Identification and localization of bound internal water in the solution structure of interleukin 1.beta. by heteronuclear three-dimensional proton rotating-fram Overhauser nitrogen-15-proton multiple quantum coherence NMR spectroscopy

Abstract

The presence and location of bound internal water molecules in the solution structure of interleukin 1.beta. have been investigated by means of three-dimensional 1H rotating-frame Overhauser 1H-15N multiple quantum coherence spectroscopy (ROESY-HMQC). In this experiment through-space rotating-frame Overhauser (ROE) interactions between NH protons and bound water separated by .ltoreq.3.5 .ANG. are clearly distinguished from chemical exchange effects, as the cross-peaks for these two processes are of opposite sign. The identification of ROEs between NH protons and water is rendered simple by spreading out the spectrum into a third dimension according to the 15N chemical shift of the directly bonded nitrogen atoms.
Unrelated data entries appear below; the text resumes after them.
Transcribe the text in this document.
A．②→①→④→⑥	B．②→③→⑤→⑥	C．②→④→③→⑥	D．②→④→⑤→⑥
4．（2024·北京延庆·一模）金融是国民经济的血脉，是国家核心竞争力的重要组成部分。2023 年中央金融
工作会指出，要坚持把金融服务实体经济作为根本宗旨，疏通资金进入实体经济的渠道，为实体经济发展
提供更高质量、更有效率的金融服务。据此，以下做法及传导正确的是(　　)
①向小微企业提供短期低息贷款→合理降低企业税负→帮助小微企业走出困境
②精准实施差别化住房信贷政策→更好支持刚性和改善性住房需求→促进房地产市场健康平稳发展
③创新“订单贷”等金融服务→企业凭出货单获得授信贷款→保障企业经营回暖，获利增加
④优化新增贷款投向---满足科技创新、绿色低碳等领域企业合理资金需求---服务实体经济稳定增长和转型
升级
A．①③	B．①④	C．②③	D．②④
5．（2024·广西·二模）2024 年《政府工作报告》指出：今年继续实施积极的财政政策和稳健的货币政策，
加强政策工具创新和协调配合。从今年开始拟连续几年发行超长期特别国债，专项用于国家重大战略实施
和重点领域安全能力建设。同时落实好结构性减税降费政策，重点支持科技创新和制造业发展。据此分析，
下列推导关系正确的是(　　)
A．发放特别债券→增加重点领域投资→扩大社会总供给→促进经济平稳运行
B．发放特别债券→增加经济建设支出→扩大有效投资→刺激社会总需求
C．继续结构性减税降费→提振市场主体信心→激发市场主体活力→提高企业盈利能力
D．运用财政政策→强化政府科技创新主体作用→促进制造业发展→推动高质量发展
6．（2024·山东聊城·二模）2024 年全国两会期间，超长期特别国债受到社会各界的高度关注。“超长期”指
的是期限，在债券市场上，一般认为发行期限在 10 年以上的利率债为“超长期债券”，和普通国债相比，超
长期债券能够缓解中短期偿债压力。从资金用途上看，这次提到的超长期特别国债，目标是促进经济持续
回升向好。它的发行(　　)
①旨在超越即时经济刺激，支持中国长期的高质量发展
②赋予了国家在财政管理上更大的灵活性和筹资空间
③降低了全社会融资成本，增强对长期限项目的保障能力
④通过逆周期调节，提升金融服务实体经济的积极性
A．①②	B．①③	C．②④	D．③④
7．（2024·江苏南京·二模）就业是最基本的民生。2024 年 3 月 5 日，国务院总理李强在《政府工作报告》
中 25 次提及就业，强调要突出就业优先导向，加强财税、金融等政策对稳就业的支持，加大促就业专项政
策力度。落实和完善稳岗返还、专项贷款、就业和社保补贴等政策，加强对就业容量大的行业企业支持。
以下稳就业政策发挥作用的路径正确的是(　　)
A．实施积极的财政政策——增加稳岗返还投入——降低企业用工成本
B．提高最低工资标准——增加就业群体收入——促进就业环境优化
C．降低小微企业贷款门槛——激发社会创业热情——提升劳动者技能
By this means, the problems that prevent, in all but a very few limited cases, the interpretation, identification, and assignment of ROE peaks between NH protons and water in a 2D 1H-1H ROESY spectrum of a large protein such as interleukin 1.beta., namely, extensive NH chemical shift degeneracy and ROE peaks obscured by much stronger chemical exchange peaks, are completely circumvented. We demonstrate the existence of 15 NH protons that are close to bound water molecules. From an examination of the crystal structure of interleukin 1.beta. [Finzel, B. C., Clancy, L. L., Holland, D. R., Muchmore, S. W., Watenpaugh, K. D., and Elinspahr, H. M. (1989) J. Mol. Biol. 209, 779-791], the results can be attributed to 11 water molecules that are involved in interactions bridging hydrogen-bonding interactions with backbone amide and carbonyl groups which stabilize the 3-fold pseudosymmetric topology of interleukin 1.beta. and thus constitute an integral part of the protein structure in solution.